Durrett actually founded NATD back home in his native South Carolina, but he says the band truly took off when he moved to Los Angeles some nine years ago. Durrett’s wife, an aspiring comedienne, quickly made new friends on the L.A. comedy circuit, and it was through her network that Durrett met Clark, now his longtime partner in crime.

“We took to each other so much; it just felt right,” Durrett says. “He went out on the road with me two weeks after we met. We were fast friends. Or really, more like fast family.”

They eventually met another kindred spirit in Atlanta ex-pat/music school graduate/drummer Joseph Freeman. The threesome bonded over the notion of “make really interesting music that’s kind of a throwback to the music we grew up listening to.”

NATD have released two full-length albums to date: 2014’s “Giants,” and the 2015 follow-up “Wild Pack: Haunt These Woods.” Both records are full-to-bursting with the hallmarks of ’90s alternative pop-rock — sharp dynamic contrasts; soaring, Vedder-esqe vocal melodies; jangly rhythm guitars that give way to potent power-chord crunch.

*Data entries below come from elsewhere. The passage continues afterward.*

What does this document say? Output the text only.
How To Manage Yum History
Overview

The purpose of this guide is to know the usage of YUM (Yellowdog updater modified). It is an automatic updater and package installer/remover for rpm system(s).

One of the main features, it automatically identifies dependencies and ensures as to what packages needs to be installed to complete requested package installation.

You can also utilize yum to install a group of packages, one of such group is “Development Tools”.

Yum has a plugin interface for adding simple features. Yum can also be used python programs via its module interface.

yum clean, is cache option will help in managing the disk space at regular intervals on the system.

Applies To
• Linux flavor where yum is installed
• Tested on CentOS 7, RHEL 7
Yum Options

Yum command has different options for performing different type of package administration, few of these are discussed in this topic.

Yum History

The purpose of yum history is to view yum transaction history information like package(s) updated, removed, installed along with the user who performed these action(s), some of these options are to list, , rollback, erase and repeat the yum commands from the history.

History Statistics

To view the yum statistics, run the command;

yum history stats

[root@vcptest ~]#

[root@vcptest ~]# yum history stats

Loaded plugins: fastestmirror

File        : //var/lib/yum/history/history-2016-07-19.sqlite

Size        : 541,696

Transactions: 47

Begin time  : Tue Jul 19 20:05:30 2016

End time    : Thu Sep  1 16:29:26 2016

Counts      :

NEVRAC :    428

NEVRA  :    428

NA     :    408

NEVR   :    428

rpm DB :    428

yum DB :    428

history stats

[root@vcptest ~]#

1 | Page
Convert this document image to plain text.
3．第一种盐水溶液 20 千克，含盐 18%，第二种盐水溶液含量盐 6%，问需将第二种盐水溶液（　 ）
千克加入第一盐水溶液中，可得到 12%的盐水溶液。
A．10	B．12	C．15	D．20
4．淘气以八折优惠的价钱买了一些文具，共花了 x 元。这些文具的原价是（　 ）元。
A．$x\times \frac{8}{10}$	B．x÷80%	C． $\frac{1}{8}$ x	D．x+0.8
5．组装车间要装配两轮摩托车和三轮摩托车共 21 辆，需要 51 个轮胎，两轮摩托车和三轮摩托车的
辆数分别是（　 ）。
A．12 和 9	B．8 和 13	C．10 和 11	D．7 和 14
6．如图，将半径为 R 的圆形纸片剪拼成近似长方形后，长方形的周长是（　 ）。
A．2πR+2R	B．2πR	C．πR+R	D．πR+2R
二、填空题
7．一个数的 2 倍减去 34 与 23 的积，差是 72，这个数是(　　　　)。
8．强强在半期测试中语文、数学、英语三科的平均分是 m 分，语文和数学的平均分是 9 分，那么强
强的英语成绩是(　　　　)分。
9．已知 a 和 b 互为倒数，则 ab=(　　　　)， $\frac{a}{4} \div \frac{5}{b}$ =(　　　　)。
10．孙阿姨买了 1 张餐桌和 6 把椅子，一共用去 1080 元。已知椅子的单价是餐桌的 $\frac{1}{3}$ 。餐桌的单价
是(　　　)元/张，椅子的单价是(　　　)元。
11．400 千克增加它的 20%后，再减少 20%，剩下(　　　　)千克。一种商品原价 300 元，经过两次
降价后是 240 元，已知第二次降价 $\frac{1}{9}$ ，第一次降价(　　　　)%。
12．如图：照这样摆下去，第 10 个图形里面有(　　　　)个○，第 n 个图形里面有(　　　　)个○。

True to Durrett’s promise, the new single “Toothache” ups the ante on all of that. Like a musical version of Jolt Cola, its punchy chorus brings all of the tuneful sugar with twice the caffeinated crunch. Durrett says the song should serve as an announcement of sorts, the herald of a new record, and of NATD’s newer and more formidable sound.

“We’ve got a batch of new songs already locked and loaded, probably for release around the end of the year,” Durrett says. “I think we’ve gotten even more back to our roots, to stuff like the Lemonheads and the Pixies. This is going to be an even more in-your-face ’90s alt-rock-sounding record.”

Ned and the Dirt will play Preservation Pub Thursday, July 27 at 10 p.m.